Evans eyes cigar smoking exemption for large D.C. hotels

A D.C. Council member wants to exempt large hotels from the District’s strict smoking ban, once a year only, so that the District’s well-heeled can enjoy a cigar indoors during a pair of annual events.

Legislation authored by Ward 2 Councilman Jack Evans would provide an exemption “once a year for one day for the purposes of hosting a special event which permits cigar smoking.”

Any hotel with banquet space for at least 500 could apply, and hotel employees must be allowed to opt out of working the event without penalty. Evans will ask his colleagues Tuesday to adopt the bill on an emergency basis.

As it would take effect immediately, the Friendly Sons of St. Patrick could light up during their annual St. Patrick’s Day dinner at the Capitol Hilton. The organizers of Fight Night at the Washington Hilton, held in November, also might relish the exemption. Evans is a member of the Friendly Sons, a social organization for the area’s Irish upper crust. The council member suggested that event promoters might take their business elsewhere if they are not freed from the smoking ban. “Tradition and economic development,” Evans said, explaining the reasons for the bill. “Both.”

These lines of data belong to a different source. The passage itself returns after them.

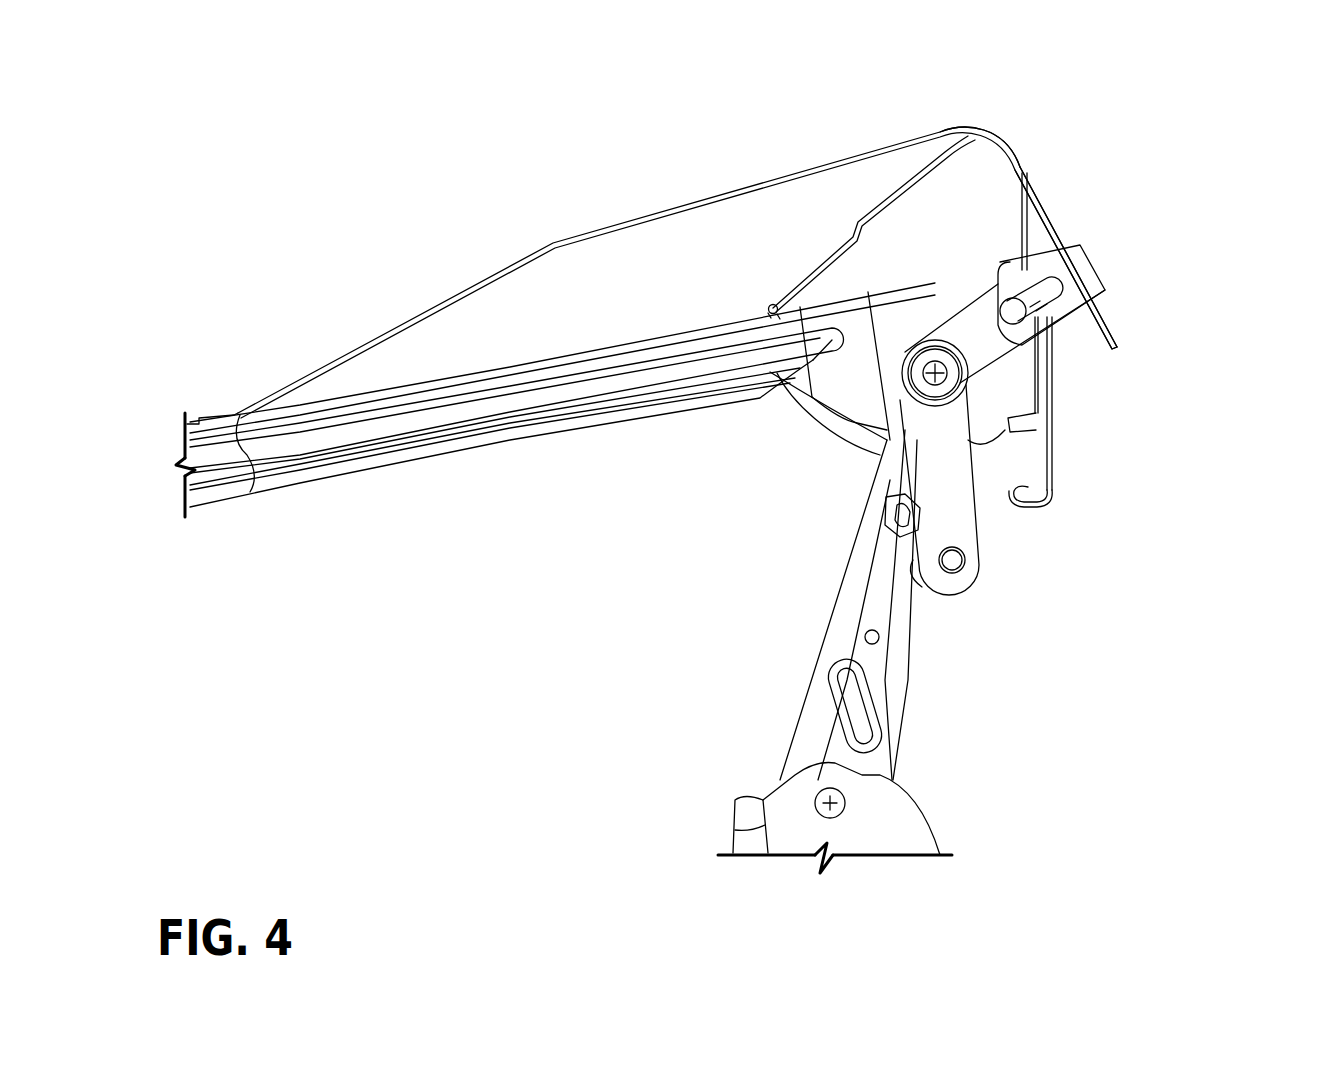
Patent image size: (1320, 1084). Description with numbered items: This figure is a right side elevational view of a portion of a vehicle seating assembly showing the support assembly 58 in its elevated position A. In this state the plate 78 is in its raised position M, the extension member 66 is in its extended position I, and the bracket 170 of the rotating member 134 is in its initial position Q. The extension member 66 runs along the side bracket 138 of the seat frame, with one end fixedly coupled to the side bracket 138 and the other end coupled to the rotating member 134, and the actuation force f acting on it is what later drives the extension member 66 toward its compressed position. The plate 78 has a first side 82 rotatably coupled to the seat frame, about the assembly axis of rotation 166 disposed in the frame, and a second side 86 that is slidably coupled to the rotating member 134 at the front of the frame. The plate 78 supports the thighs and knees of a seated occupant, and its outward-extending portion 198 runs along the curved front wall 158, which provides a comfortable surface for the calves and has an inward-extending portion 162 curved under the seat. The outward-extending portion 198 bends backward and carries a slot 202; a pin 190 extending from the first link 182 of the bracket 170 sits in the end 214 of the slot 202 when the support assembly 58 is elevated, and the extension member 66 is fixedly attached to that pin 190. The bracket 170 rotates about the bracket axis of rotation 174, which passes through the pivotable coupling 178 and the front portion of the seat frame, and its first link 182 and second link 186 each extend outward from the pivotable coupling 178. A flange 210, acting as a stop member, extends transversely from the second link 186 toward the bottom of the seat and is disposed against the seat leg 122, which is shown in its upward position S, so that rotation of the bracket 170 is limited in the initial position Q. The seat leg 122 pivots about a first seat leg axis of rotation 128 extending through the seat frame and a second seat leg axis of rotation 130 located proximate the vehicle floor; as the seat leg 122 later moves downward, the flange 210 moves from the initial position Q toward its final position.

The extension member 66 is at (655, 212).
The first side 82 is at (810, 273).
The assembly axis of rotation 166 is at (771, 306).
The actuation force f is at (807, 145).
The end of the slot 214 is at (1013, 298).
The elevated position A is at (1013, 123).
The support assembly 58 is at (1035, 141).
The raised position M is at (1046, 168).
The plate 78 is at (1047, 213).
The slot 202 is at (1050, 247).
The outward-extending portion 198 is at (1065, 280).
The second side 86 is at (1087, 287).
The pin 190 is at (1017, 315).
The first link 182 is at (987, 342).
The front wall 158 is at (1053, 393).
The rotating member 134 is at (962, 381).
The inward-extending portion 162 is at (1025, 503).
The initial position Q is at (996, 515).
The flange 210 is at (960, 578).
The second link 186 is at (925, 585).
The second seat leg axis of rotation 130 is at (832, 806).
The upward position S is at (778, 728).
The seat leg 122 is at (860, 645).
The bracket 170 is at (935, 503).
The pivotable coupling 178 is at (926, 383).
The bracket axis of rotation 174 is at (895, 380).
The first seat leg axis of rotation 128 is at (895, 350).
The side bracket 138 is at (550, 380).
The extended position I is at (472, 278).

His proposal, though, has anti-smoking activists upset. Lifting the ban for single events is arbitrary, dangerous for workers and bad policy, Angela Bradbery, co-founder of Smokefree D.C., wrote in a letter to the council. “Why not let restaurants slide once a year on sanitary food requirements?” she asked. Evans pitched similar legislation last year, specifically for the Friendly Sons, but the measure was not considered.

This time, he has secured the support of at-large Councilman David Catania, chairman of the health committee, who said he would vote for the bill “provided there are accommodations made for staff who have allergies or who don’t want to work in that environment.” At-large Councilman Phil Mendelson said he will oppose it. “If it’s not right to be smoking inside,” Mendelson said, “then it’s not right to be smoking inside.”

Cigars are not critical to the success of Fight Night, said Jeff Travers, spokesman for organizer Fight for Children. But they are an event tradition — like motorcycles and large steaks — Travers said. Fight Night was granted a waiver from the smoking ban in 2007, but that exemption expired after the 2009 event.